I was about to come in and wish you a happy birthday, but with how dreary your OP was, "I hope your depression lessens" seems more appropriate.
 
I wish i could say "Happy birthday, fellow-dude" but there is no happiness at all.
In this night times devoured by anxiety, i still want to give you some hope. ( it is past 04:00 where a live in ).
If the outside reality ills you, and due to borderline you are NEET, so focus on something that would make feel alive.
I´ve been trying to spend less time online. No notifications, no music, no chats. It was driving me crazy.
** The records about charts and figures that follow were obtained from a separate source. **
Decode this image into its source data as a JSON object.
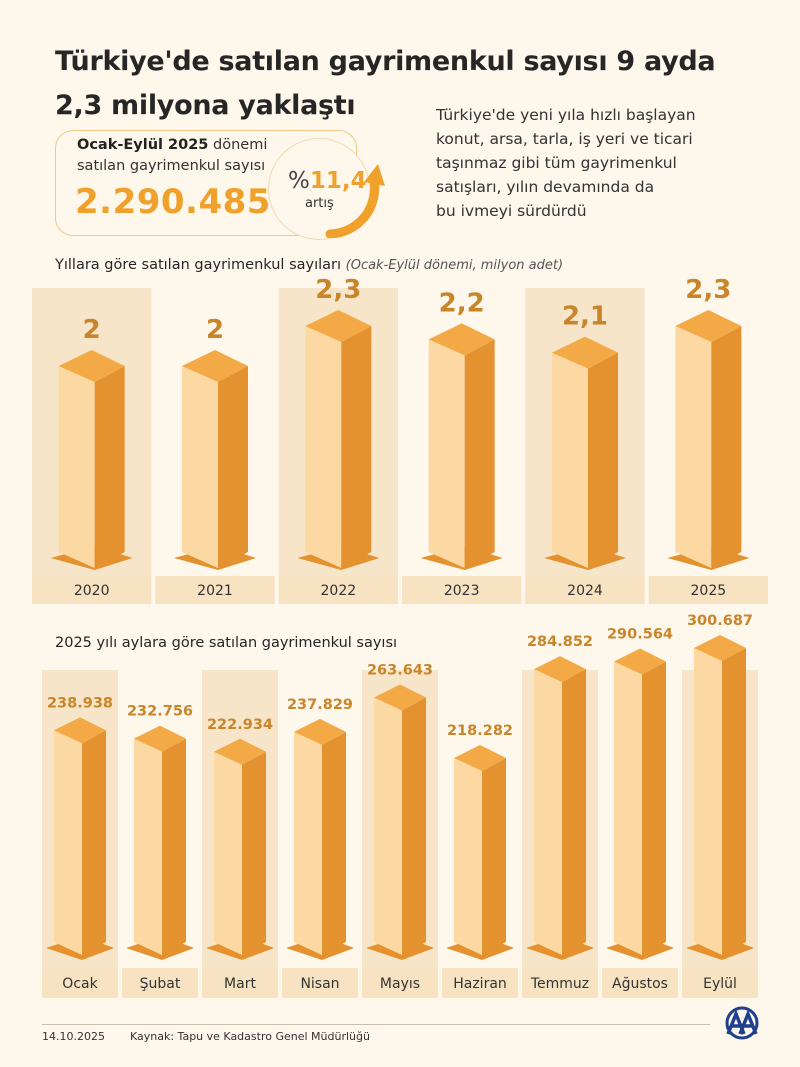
{
  "header": {
    "title_line1": "Türkiye'de satılan gayrimenkul sayısı 9 ayda",
    "title_line2": "2,3 milyona yaklaştı",
    "intro_lines": [
      "Türkiye'de yeni yıla hızlı başlayan",
      "konut, arsa, tarla, iş yeri ve ticari",
      "taşınmaz gibi tüm gayrimenkul",
      "satışları, yılın devamında da",
      "bu ivmeyi sürdürdü"
    ]
  },
  "stat": {
    "period_bold": "Ocak-Eylül 2025",
    "period_rest": " dönemi",
    "label2": "satılan gayrimenkul sayısı",
    "value": "2.290.485",
    "percent_symbol": "%",
    "percent_value": "11,4",
    "percent_label": "artış"
  },
  "colors": {
    "bar_front": "#fcd9a2",
    "bar_side": "#e4912f",
    "bar_top": "#f3a946",
    "accent": "#f0a12c",
    "label_text": "#c9852a",
    "stripe": "#f6e5c9"
  },
  "chart_data": [
    {
      "type": "bar",
      "title": "Yıllara göre satılan gayrimenkul sayıları",
      "subtitle": "(Ocak-Eylül dönemi, milyon adet)",
      "categories": [
        "2020",
        "2021",
        "2022",
        "2023",
        "2024",
        "2025"
      ],
      "values": [
        2,
        2,
        2.3,
        2.2,
        2.1,
        2.3
      ],
      "value_labels": [
        "2",
        "2",
        "2,3",
        "2,2",
        "2,1",
        "2,3"
      ],
      "xlabel": "",
      "ylabel": "",
      "grid": false,
      "legend": "none"
    },
    {
      "type": "bar",
      "title": "2025 yılı aylara göre satılan gayrimenkul sayısı",
      "categories": [
        "Ocak",
        "Şubat",
        "Mart",
        "Nisan",
        "Mayıs",
        "Haziran",
        "Temmuz",
        "Ağustos",
        "Eylül"
      ],
      "values": [
        238938,
        232756,
        222934,
        237829,
        263643,
        218282,
        284852,
        290564,
        300687
      ],
      "value_labels": [
        "238.938",
        "232.756",
        "222.934",
        "237.829",
        "263.643",
        "218.282",
        "284.852",
        "290.564",
        "300.687"
      ],
      "xlabel": "",
      "ylabel": "",
      "grid": false,
      "legend": "none"
    }
  ],
  "footer": {
    "date": "14.10.2025",
    "source": "Kaynak: Tapu ve Kadastro Genel Müdürlüğü"
  },
  "logo": {
    "icon": "aa-logo-icon"
  }
}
I´ll have to cut off caffeine soon.
If you can, go do some gym, stroling, gaming, professional shooting, anything... Just don´t give up. Don´t let this world win.
 
I just want to be euthanized, I can’t bare to live like this any longer. I’ve been borderline NEET for 6 fucking years post turning 18.

I can’t do this anymore, I live anymore, I can’t function anymore, my life is fading away right in front of me.

It would be humane for me to die with dignity, put a needle in my arm and give me the magic juice. I want to fade away into obscurity.

Let’s pretend this was all a bad dream, shall we?
Happy birthday! Unfortunately the pain has just begun, I have been a rotting NEET more than 20 years, it hurts to see your life fade away before your eyes. Get a degree if you can so you won't have to live an even shittier life than the one we have been dealt at birth, it is horrible how our looks shape our trajectories, cope until rope.